3. Laboratory diagnosis
• Tissue: excisional/incisional/core biopsy vs FNAC vs frozen section.
• IHC: lineage (CK→carcinoma; LCA→lymphoma; S100→melanoma/nerve sheath) and predictive markers (ER/PR, HER2, Ki-67, PD-L1).
• Tumour markers: AFP (HCC/germ cell), CEA (colorectal monitoring), PSA (prostate monitoring), CA-125 (ovary), CA19-9 (pancreas), hCG (trophoblastic), calcitonin (MTC).
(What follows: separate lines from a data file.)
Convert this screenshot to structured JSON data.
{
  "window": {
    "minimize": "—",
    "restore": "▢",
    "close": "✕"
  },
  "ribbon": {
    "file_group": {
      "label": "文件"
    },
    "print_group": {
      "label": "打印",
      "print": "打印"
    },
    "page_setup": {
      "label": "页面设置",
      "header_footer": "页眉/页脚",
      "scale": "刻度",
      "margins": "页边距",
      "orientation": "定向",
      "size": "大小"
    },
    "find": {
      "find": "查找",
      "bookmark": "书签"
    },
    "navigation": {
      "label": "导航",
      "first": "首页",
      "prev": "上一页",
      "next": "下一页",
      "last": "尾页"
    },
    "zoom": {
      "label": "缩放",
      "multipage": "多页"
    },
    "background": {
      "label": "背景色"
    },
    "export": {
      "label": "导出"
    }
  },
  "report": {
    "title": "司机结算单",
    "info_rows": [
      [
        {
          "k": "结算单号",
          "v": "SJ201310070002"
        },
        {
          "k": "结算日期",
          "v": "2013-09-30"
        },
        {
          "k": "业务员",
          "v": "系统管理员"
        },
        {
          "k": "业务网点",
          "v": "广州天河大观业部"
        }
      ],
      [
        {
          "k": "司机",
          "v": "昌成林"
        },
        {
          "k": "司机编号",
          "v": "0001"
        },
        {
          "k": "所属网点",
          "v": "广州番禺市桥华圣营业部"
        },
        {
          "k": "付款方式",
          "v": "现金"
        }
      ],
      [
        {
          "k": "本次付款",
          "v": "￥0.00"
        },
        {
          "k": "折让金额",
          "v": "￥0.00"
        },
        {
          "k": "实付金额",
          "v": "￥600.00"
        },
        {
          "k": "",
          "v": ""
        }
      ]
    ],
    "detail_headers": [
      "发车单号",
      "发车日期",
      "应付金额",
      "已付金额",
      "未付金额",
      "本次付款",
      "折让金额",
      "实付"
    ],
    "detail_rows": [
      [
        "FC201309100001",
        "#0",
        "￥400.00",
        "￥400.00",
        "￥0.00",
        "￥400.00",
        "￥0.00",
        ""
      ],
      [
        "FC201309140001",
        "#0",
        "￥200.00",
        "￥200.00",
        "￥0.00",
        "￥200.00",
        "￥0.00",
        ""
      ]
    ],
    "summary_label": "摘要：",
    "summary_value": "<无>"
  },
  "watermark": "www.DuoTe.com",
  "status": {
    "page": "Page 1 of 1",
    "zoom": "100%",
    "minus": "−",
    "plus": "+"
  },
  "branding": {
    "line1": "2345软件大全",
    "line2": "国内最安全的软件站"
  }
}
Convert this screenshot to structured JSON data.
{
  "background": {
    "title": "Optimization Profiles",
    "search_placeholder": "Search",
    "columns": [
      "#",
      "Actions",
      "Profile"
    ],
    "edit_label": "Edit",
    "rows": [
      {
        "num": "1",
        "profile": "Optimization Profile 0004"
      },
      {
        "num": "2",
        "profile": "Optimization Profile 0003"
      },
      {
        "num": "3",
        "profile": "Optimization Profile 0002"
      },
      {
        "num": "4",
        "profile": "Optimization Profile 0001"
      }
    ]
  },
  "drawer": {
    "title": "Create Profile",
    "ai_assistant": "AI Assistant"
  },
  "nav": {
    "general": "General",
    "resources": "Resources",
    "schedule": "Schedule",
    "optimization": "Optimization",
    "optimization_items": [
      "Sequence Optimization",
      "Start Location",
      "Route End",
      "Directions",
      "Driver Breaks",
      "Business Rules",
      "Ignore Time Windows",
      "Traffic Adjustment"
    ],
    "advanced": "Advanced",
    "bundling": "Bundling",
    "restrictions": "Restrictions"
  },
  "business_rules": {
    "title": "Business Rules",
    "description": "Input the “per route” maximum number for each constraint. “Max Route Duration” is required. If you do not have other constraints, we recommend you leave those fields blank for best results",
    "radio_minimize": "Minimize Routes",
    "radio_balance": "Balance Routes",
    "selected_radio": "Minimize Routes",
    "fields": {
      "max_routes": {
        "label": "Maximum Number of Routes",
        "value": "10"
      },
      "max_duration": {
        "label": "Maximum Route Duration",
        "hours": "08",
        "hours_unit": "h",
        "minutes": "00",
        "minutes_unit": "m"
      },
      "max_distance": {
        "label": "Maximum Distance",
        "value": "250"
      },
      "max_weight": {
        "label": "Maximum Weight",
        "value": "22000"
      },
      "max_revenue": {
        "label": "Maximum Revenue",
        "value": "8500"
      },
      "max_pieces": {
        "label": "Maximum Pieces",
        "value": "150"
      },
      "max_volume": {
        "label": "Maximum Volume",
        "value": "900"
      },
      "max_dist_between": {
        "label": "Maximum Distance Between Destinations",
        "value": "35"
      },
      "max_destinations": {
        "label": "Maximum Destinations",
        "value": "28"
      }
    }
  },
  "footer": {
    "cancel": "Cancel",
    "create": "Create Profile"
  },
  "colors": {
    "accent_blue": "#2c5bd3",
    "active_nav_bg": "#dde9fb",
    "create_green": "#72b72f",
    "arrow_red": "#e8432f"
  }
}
• Molecular: FISH, PCR, NGS, flow cytometry; companion diagnostics (HER2→trastuzumab; EGFR→erlotinib; BCR-ABL→imatinib).
• Grading (pathologist; differentiation; Grade 1–4) vs Staging (extent; TNM; Stage I–IV) — independent, complementary.

REFLECT

Consider a patient newly diagnosed with advanced cancer who asks you: 'Doctor, are my own immune cells not fighting the cancer?' What would you tell them, in plain language, about how the tumour has outsmarted their immune system — and why immunotherapy might help? Write 3–4 sentences as if speaking directly to this patient. Then consider: what emotional dimension of this conversation would you need to prepare for?